I turisti di Procida sono quelli che non hanno tanti soldi da permettersi Capri, così un poco disprezzano queste spiagge nere di Procida, l'arruffoneria dei servizi, il porticciolo male attrezzato.
I Procidani non amano questi turisti ma sono contenti che da qualche anno possono farci un po' di soldi, con loro.
Ci sono poi quelli che non sono Procidani e non sono turisti. Questi amano l'isola e ci vanno d'inverno, in primavera e in autunno. Ci vanno da quando era una povera isola snobbata da tutti, ci vanno da quando a Terra Murata c'era il Carcere, da quando la Coricella non la conosceva nessuno, e la Chiaiolella era un piccolo porto quieto e dolce, e loro si fermavano a chiacchierare con i pescatori e la sera a suonare la chitarra e a bere dal fiasco quel vino che non era niente di speciale, ma fresco e allegro sì che lo era.

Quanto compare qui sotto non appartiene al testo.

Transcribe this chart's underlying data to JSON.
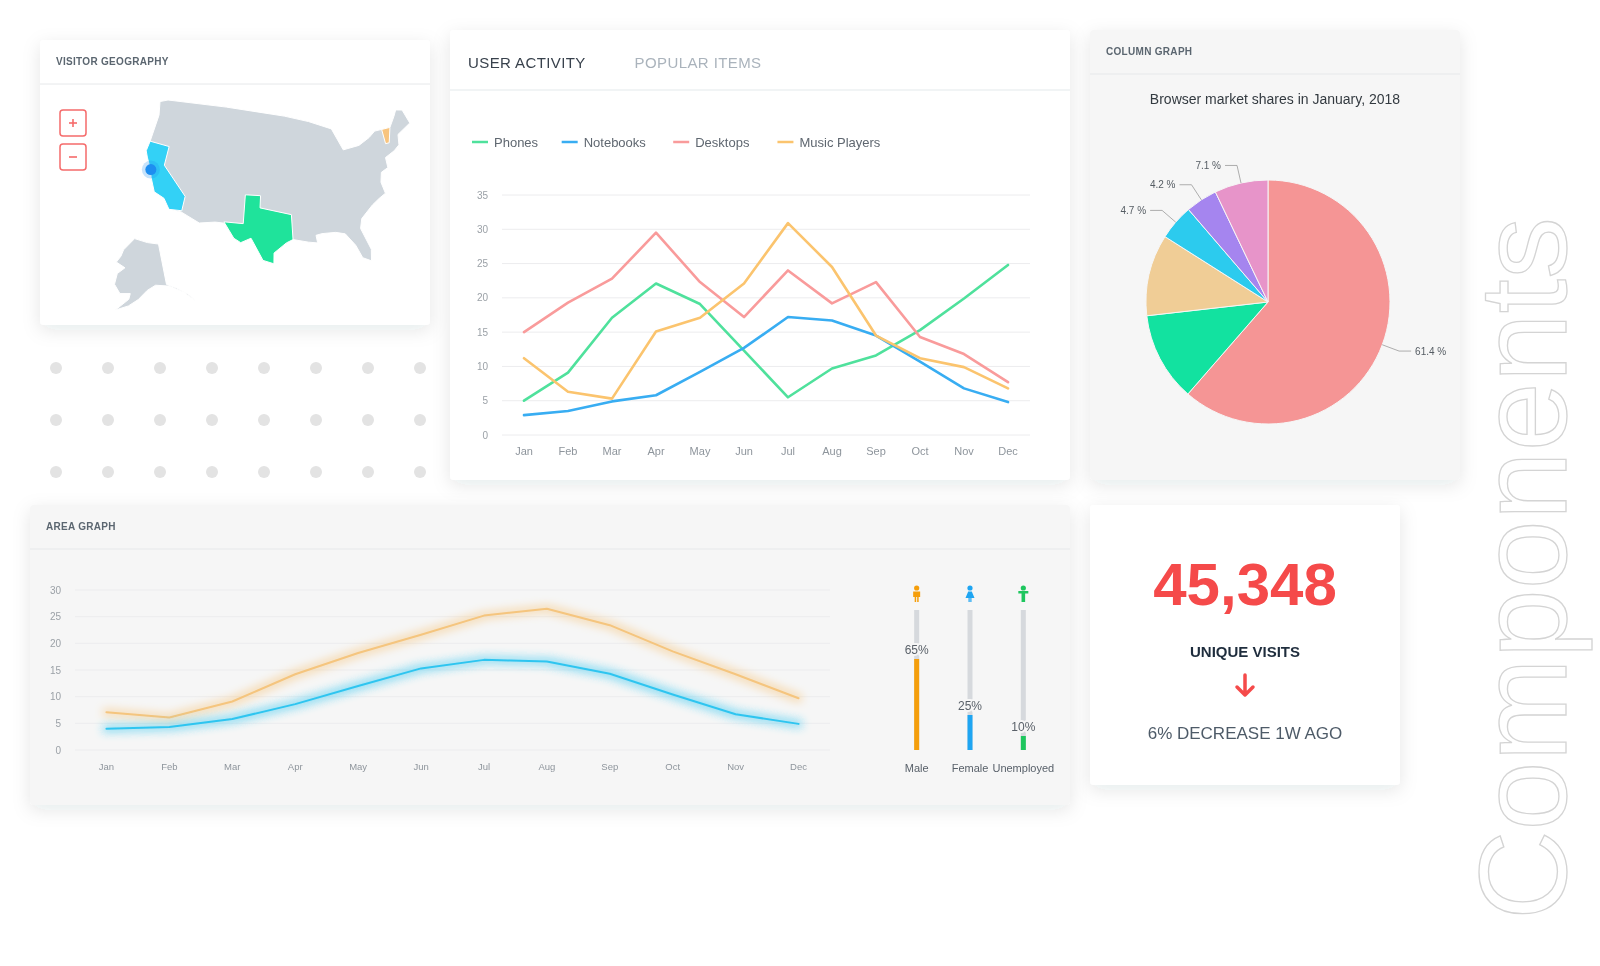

A questi piacciono le casettine dagli archi a volta, le scalette, la gente ruvida tornata gentile, quel mare nero-verde. E amano quei gelati, quel cappuccino caldo al bar e quei limoni grandi e quei carciofi da mangiare crudi in insalata.
Io sono tra questi che amano l'isola, e quella sera ero lì, occhi chiusi, braccia stese lungo il corpo, tra le dita granellini di questa sabbia che ho detto.